NEYT. “Ce qui explique aussi l’énorme différence dans l’indice Mercer, et pourquoi les Néerlandais obtiennent aussi de bons résultats, c’est que ce deuxième pilier a un taux de couverture beaucoup plus élevé. Il est obligatoire. 95 % des Néerlandais ayant un emploi bénéficient d’une pension complémentaire par l’intermédiaire d’un fonds de pension”.

STEVENS. “En raison de la forte augmentation du nombre d’entrepreneur indépendant (ZZP – zelfstandigen zonder personeel, ndlr), l’ensemble de la couverture s’érode.

NEYT. “C’est vrai. Les indépendants doivent compter sur le troisième pilier.”

Si vous regardez les chiffres de Sigedis (le prestataire de services qui gère mypension.be, ndlr), vous pouvez y lire : 4,1 millions de personnes couvertes en Belgique – c’est bien aussi, non ? Mais il faut faire preuve d’honnêteté intellectuelle. La réserve médiane constituée par ces 4,1 millions de personnes dans la pension complémentaire au 1er janvier 2022 est de 3.500 euros. Supposons que vous viviez encore 20 ans en moyenne après votre retraite, soit 240 mois. Si les intérêts sont égaux à l’inflation, cela ne représente que 15 euros d’intérêts par mois. Avec cela, vous ne couvrirez pas beaucoup de dépenses. En ce qui concerne la pension complémentaire de la plupart des Belges, 80 % d’entre eux disposent de moins de 100 euros d’intérêts par mois.

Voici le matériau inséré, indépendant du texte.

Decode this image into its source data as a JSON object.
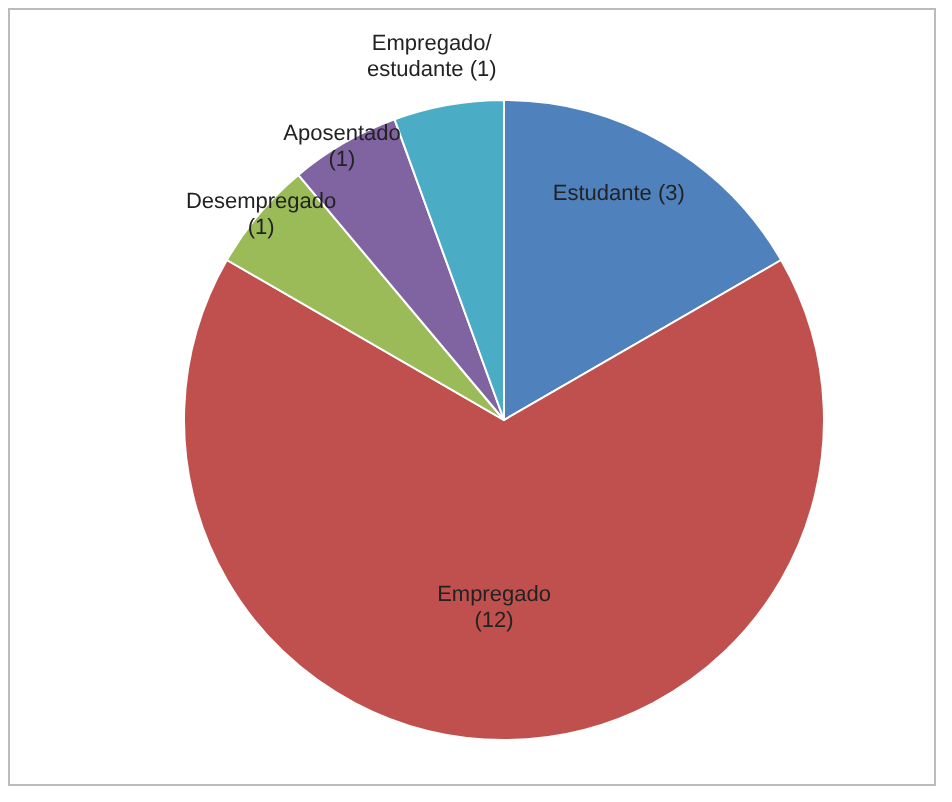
{
  "chart_data": {
    "type": "pie",
    "categories": [
      "Estudante",
      "Empregado",
      "Desempregado",
      "Aposentado",
      "Empregado/estudante"
    ],
    "values": [
      3,
      12,
      1,
      1,
      1
    ],
    "colors": [
      "#4f81bd",
      "#c0504d",
      "#9bbb59",
      "#8064a2",
      "#4bacc6"
    ],
    "value_labels": [
      "(3)",
      "(12)",
      "(1)",
      "(1)",
      "(1)"
    ]
  }
}
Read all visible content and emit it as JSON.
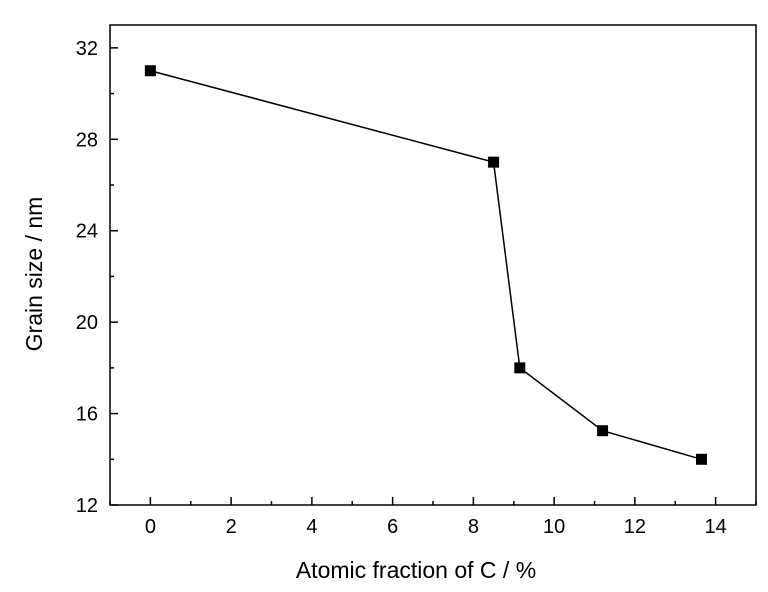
{
  "chart_data": {
    "type": "line",
    "xlabel": "Atomic fraction of C / %",
    "ylabel": "Grain size / nm",
    "xlim": [
      -1,
      15
    ],
    "ylim": [
      12,
      33
    ],
    "xticks": [
      "0",
      "2",
      "4",
      "6",
      "8",
      "10",
      "12",
      "14"
    ],
    "yticks": [
      "12",
      "16",
      "20",
      "24",
      "28",
      "32"
    ],
    "grid": false,
    "series": [
      {
        "marker": "square",
        "color": "#000000",
        "x": [
          0,
          8.5,
          9.15,
          11.2,
          13.65
        ],
        "y": [
          31.0,
          27.0,
          18.0,
          15.25,
          14.0
        ]
      }
    ]
  }
}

Réponse de Mercer (Dirk Kemkers, Senior Pension Consultant):

Si l’on examine les raisons pour lesquelles la Belgique obtient un score aussi faible dans la catégorie “durabilité” (39e place) par rapport aux Pays-Bas (4e place), la différence peut être justifiée :

– Très faible niveau de capital retraite accumulé : comme le cite également Philip Neyt, les pensions belges du premier pilier, par exemple, ne sont pratiquement pas préfinancées, alors qu’aux Pays-Bas, les pensions du premier pilier sont largement financées par certains des plus grands fonds de pension au monde.

– En Belgique, il n’y a pas de cotisations de pension minimales obligatoires pour tous les travailleurs, ce qui se traduit par un taux de participation nettement plus faible aux régimes de retraite complémentaire.

– Le taux de participation au marché du travail des 55-64 ans et des 65 ans et plus est très faible en Belgique.